The writing matters.
Last summer I was in 2nd and Charles, the used bookstore associated with Books-a-Million Corporation, browsing the remaindered paperbacks. These are new books, sold for insultingly low prices, an insult I’m willing to inflict to benefit my reading habit. It’s always surprising to see who turns up there.
Never mind it’s December 23rd and I still need another gift for my son’s Almost-Fiancee. She’s a reader, an English teacher, so I madly start reading first pages in the pile of yet-to-be-read books beside my bed. Aha! A book by Edna O’Brien–a name I remember repeated by a much-loved writing teacher long ago. The Almost-Fiancee is Irish with a grandmother whose lilt sounds like she just stepped off the boat.
The Light of Evening. A resonant title.
I open the book. Ohhhh. The prose is so gorgeous, I can hardly breathe. I dare to quote from the Prologue:
There is a photograph of my mother as a young woman in a white dress, standing by her mother who is seated out-of-doors on a kitchen chair, in front of a plantation of evergreen trees. Her mother is staring with a grave expression, her gnarled fingers clasped in prayer. Despite the virgin marvel of the white dress and the obligingness of her stance, my mother has heard the mating calls of the world byond and has seen a picture of a white ship far out at sea. Her eyes are shockingly soft and beautiful.

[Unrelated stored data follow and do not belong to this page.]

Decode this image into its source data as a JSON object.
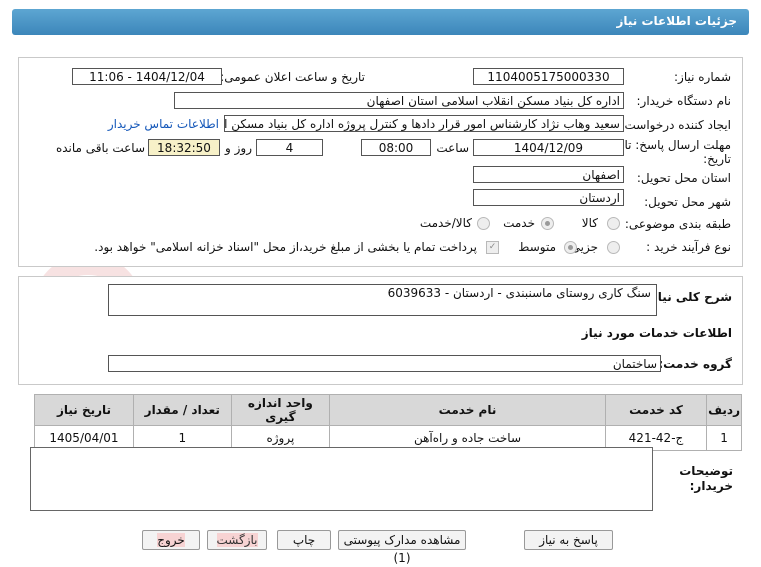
{
  "header": {
    "title": "جزئیات اطلاعات نیاز"
  },
  "form": {
    "need_number_label": "شماره نیاز:",
    "need_number": "1104005175000330",
    "announce_label": "تاریخ و ساعت اعلان عمومی:",
    "announce_value": "1404/12/04 - 11:06",
    "buyer_label": "نام دستگاه خریدار:",
    "buyer_value": "اداره کل بنیاد مسکن انقلاب اسلامی استان اصفهان",
    "requester_label": "ایجاد کننده درخواست:",
    "requester_value": "سعید وهاب نژاد کارشناس امور قرار دادها و کنترل  پروژه اداره کل بنیاد مسکن انق",
    "contact_link": "اطلاعات تماس خریدار",
    "deadline_label_1": "مهلت ارسال پاسخ: تا",
    "deadline_label_2": "تاریخ:",
    "deadline_date": "1404/12/09",
    "time_label": "ساعت",
    "deadline_time": "08:00",
    "days_value": "4",
    "days_label": "روز و",
    "remaining_time": "18:32:50",
    "remaining_label": "ساعت باقی مانده",
    "province_label": "استان محل تحویل:",
    "province_value": "اصفهان",
    "city_label": "شهر محل تحویل:",
    "city_value": "اردستان",
    "category_label": "طبقه بندی موضوعی:",
    "category_options": [
      "کالا",
      "خدمت",
      "کالا/خدمت"
    ],
    "category_selected": "خدمت",
    "process_label": "نوع فرآیند خرید :",
    "process_options": [
      "جزیی",
      "متوسط"
    ],
    "process_selected": "متوسط",
    "treasury_note": "پرداخت تمام یا بخشی از مبلغ خرید،از محل \"اسناد خزانه اسلامی\" خواهد بود."
  },
  "description": {
    "label": "شرح کلی نیاز:",
    "value": "سنگ کاری روستای ماسنبندی - اردستان - 6039633"
  },
  "services_title": "اطلاعات خدمات مورد نیاز",
  "service_group": {
    "label": "گروه خدمت:",
    "value": "ساختمان"
  },
  "table": {
    "headers": [
      "ردیف",
      "کد خدمت",
      "نام خدمت",
      "واحد اندازه گیری",
      "تعداد / مقدار",
      "تاریخ نیاز"
    ],
    "rows": [
      [
        "1",
        "ج-42-421",
        "ساخت جاده و راه‌آهن",
        "پروژه",
        "1",
        "1405/04/01"
      ]
    ]
  },
  "buyer_notes": {
    "label_1": "توضیحات",
    "label_2": "خریدار:",
    "value": ""
  },
  "buttons": {
    "reply": "پاسخ به نیاز",
    "attachments": "مشاهده مدارک پیوستی (1)",
    "print": "چاپ",
    "back": "بازگشت",
    "exit": "خروج"
  },
  "watermark": "AriaTender.net",
  "colors": {
    "header": "#3c86ba",
    "link": "#1457b9",
    "exit_button": "#f7d3d3",
    "remaining_bg": "#f7f1c8"
  }
}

The photograph would have been taken of a Sunday and for a special reason, perhaps on account of the daughter’s looming departure. A stillness reigns. One can feel the sultriness, the sun beating down on the tops of the drowsing trees and over the nondescript fields, on and on to the bluish swath of mountain. Later as the day cools and they have gone in, the cry of the corncrake will carry across those same fields and over the lake to the blue-hazed mountain, such a lonely evening sound to it, like the lonely evening sound of the mothers, saying it is not our fault that we weep so, it is nature’s fault that makes us first full, then empty.
Such is the wrath of the mothers, such is the cry of the mothers, such is the lamentation of the mothers, on and on until the last day, the bluish tinge, the pismires, the gloaming, and dying dust.

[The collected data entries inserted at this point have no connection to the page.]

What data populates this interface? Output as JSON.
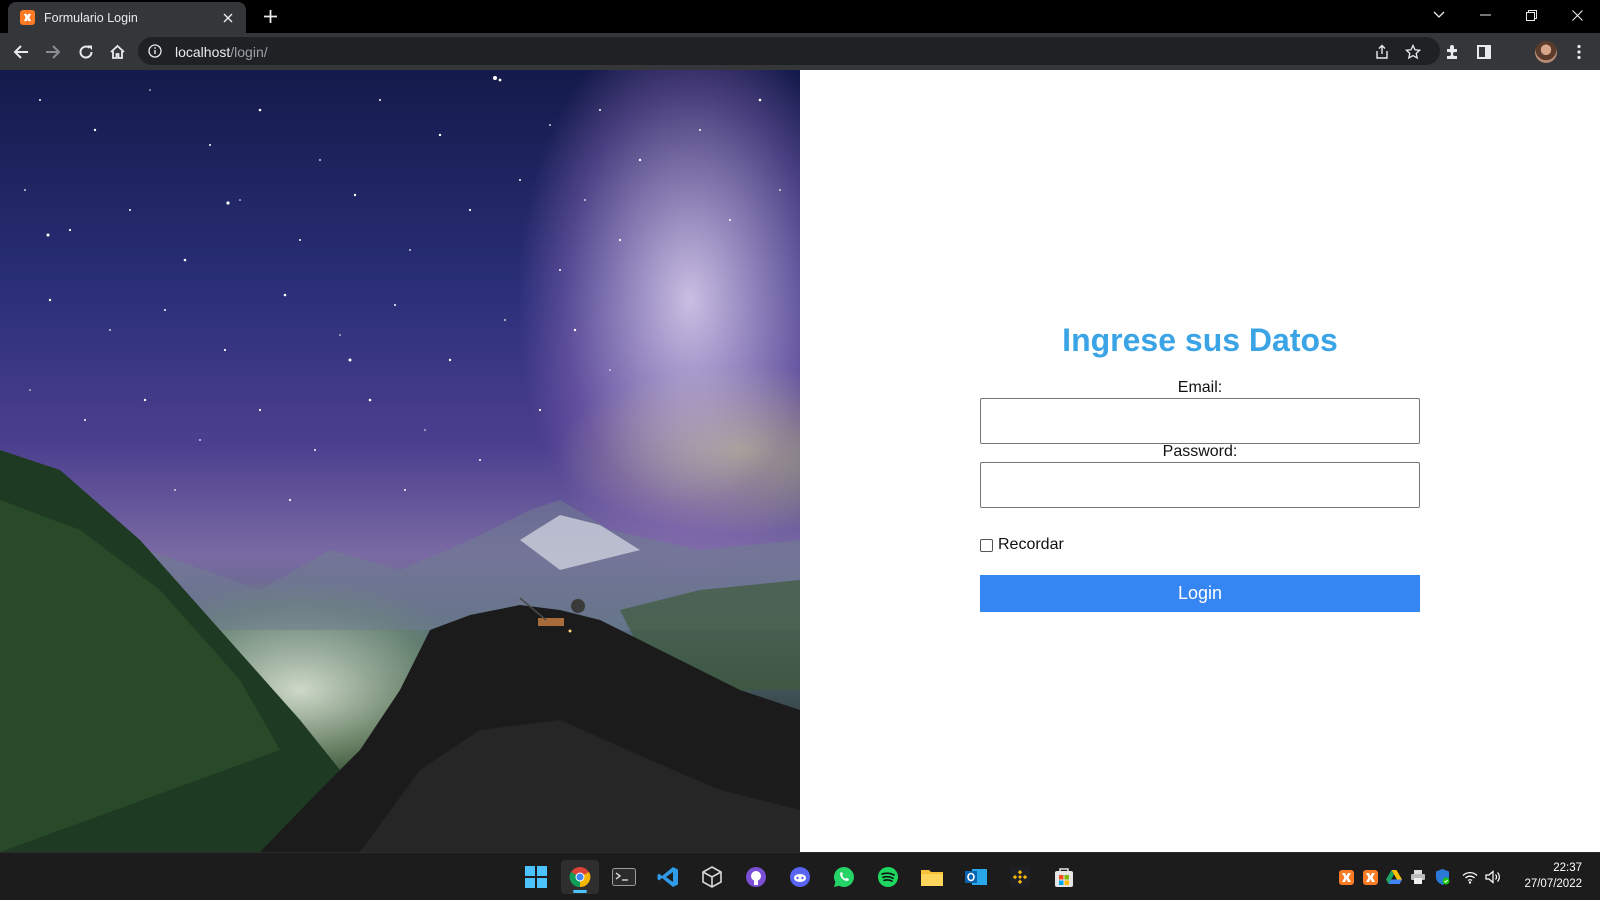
{
  "browser": {
    "tab_title": "Formulario Login",
    "url_host": "localhost",
    "url_path": "/login/"
  },
  "form": {
    "title": "Ingrese sus Datos",
    "email_label": "Email:",
    "email_value": "",
    "password_label": "Password:",
    "password_value": "",
    "remember_label": "Recordar",
    "remember_checked": false,
    "login_button": "Login"
  },
  "taskbar": {
    "apps": [
      "windows-start",
      "chrome",
      "terminal",
      "vscode",
      "virtualbox",
      "github-desktop",
      "discord",
      "whatsapp",
      "spotify",
      "file-explorer",
      "outlook",
      "binance",
      "microsoft-store"
    ],
    "active_app": "chrome",
    "tray": [
      "xampp",
      "xampp",
      "google-drive",
      "printer",
      "windows-security",
      "wifi",
      "volume"
    ],
    "time": "22:37",
    "date": "27/07/2022"
  },
  "colors": {
    "title_blue": "#3aa4e6",
    "button_blue": "#3585f2",
    "favicon_orange": "#fb7a24"
  }
}
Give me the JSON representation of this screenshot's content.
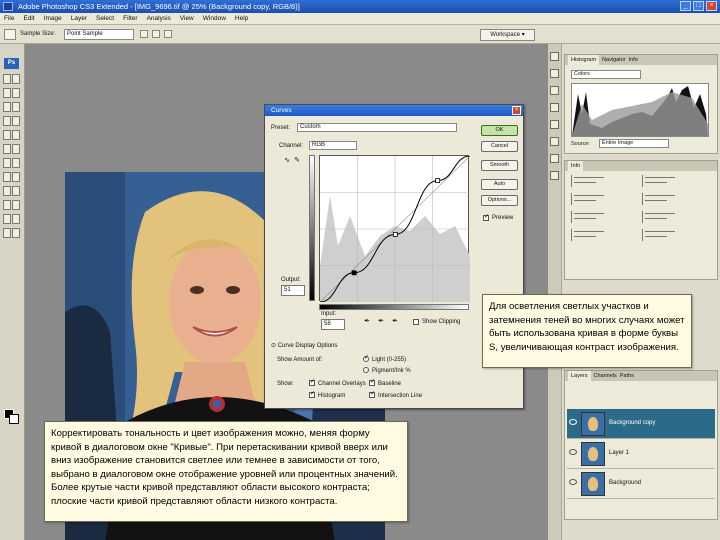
{
  "window": {
    "title": "Adobe Photoshop CS3 Extended - [IMG_9696.tif @ 25% (Background copy, RGB/8)]",
    "minimize": "_",
    "maximize": "□",
    "close": "×"
  },
  "menu": [
    "File",
    "Edit",
    "Image",
    "Layer",
    "Select",
    "Filter",
    "Analysis",
    "View",
    "Window",
    "Help"
  ],
  "options_bar": {
    "sample_label": "Sample Size:",
    "sample_value": "Point Sample",
    "workspace_label": "Workspace ▾"
  },
  "tools": {
    "logo": "Ps"
  },
  "curves_dialog": {
    "title": "Curves",
    "close": "×",
    "preset_label": "Preset:",
    "preset_value": "Custom",
    "channel_label": "Channel:",
    "channel_value": "RGB",
    "output_label": "Output:",
    "output_value": "51",
    "input_label": "Input:",
    "input_value": "58",
    "buttons": [
      "OK",
      "Cancel",
      "Smooth",
      "Auto",
      "Options..."
    ],
    "preview_label": "Preview",
    "show_clipping_label": "Show Clipping",
    "display_options_label": "Curve Display Options",
    "show_amount_label": "Show Amount of:",
    "light_label": "Light (0-255)",
    "pigment_label": "Pigment/Ink %",
    "show_label": "Show:",
    "channel_overlays_label": "Channel Overlays",
    "baseline_label": "Baseline",
    "histogram_label": "Histogram",
    "intersection_label": "Intersection Line"
  },
  "dock": {
    "histogram_tabs": [
      "Histogram",
      "Navigator",
      "Info"
    ],
    "histogram_channel": "Colors",
    "source_label": "Source:",
    "source_value": "Entire Image",
    "info_tabs": [
      "Info"
    ],
    "layers_tabs": [
      "Layers",
      "Channels",
      "Paths"
    ],
    "layers": [
      {
        "name": "Background copy",
        "active": true
      },
      {
        "name": "Layer 1",
        "active": false
      },
      {
        "name": "Background",
        "active": false
      }
    ]
  },
  "callouts": {
    "right": "Для осветления светлых участков и затемнения теней во многих случаях может быть использована кривая в форме буквы S, увеличивающая контраст изображения.",
    "left": "Корректировать тональность и цвет изображения можно, меняя форму кривой в диалоговом окне \"Кривые\". При перетаскивании кривой вверх или вниз изображение становится светлее или темнее в зависимости от того, выбрано в диалоговом окне отображение уровней или процентных значений. Более крутые части кривой представляют области высокого контраста; плоские части кривой представляют области низкого контраста."
  },
  "colors": {
    "titlebar": "#1f58c3",
    "active_layer": "#2c6a8a",
    "callout_bg": "#fffbe2"
  },
  "chart_data": {
    "type": "line",
    "series": [
      {
        "values": [
          [
            0,
            0
          ],
          [
            58,
            51
          ],
          [
            128,
            118
          ],
          [
            200,
            212
          ],
          [
            255,
            255
          ]
        ]
      }
    ],
    "xlim": [
      0,
      255
    ],
    "ylim": [
      0,
      255
    ],
    "grid": true
  }
}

I’ve never seen a corncrake, (had, in fact, never heard of one), but I will never forget the sound. It’s internalized now. She did that, the miracle of words on the page.
Listen to the words, the repetition. Look at the images that repeat and therefore linger. Feel the fullness, the emptiness, the groaning of those mothers, in the moment of birth, in the moment of separation.
I stand amazed. Yes. That’s how it is. I am so grateful to the one who said it.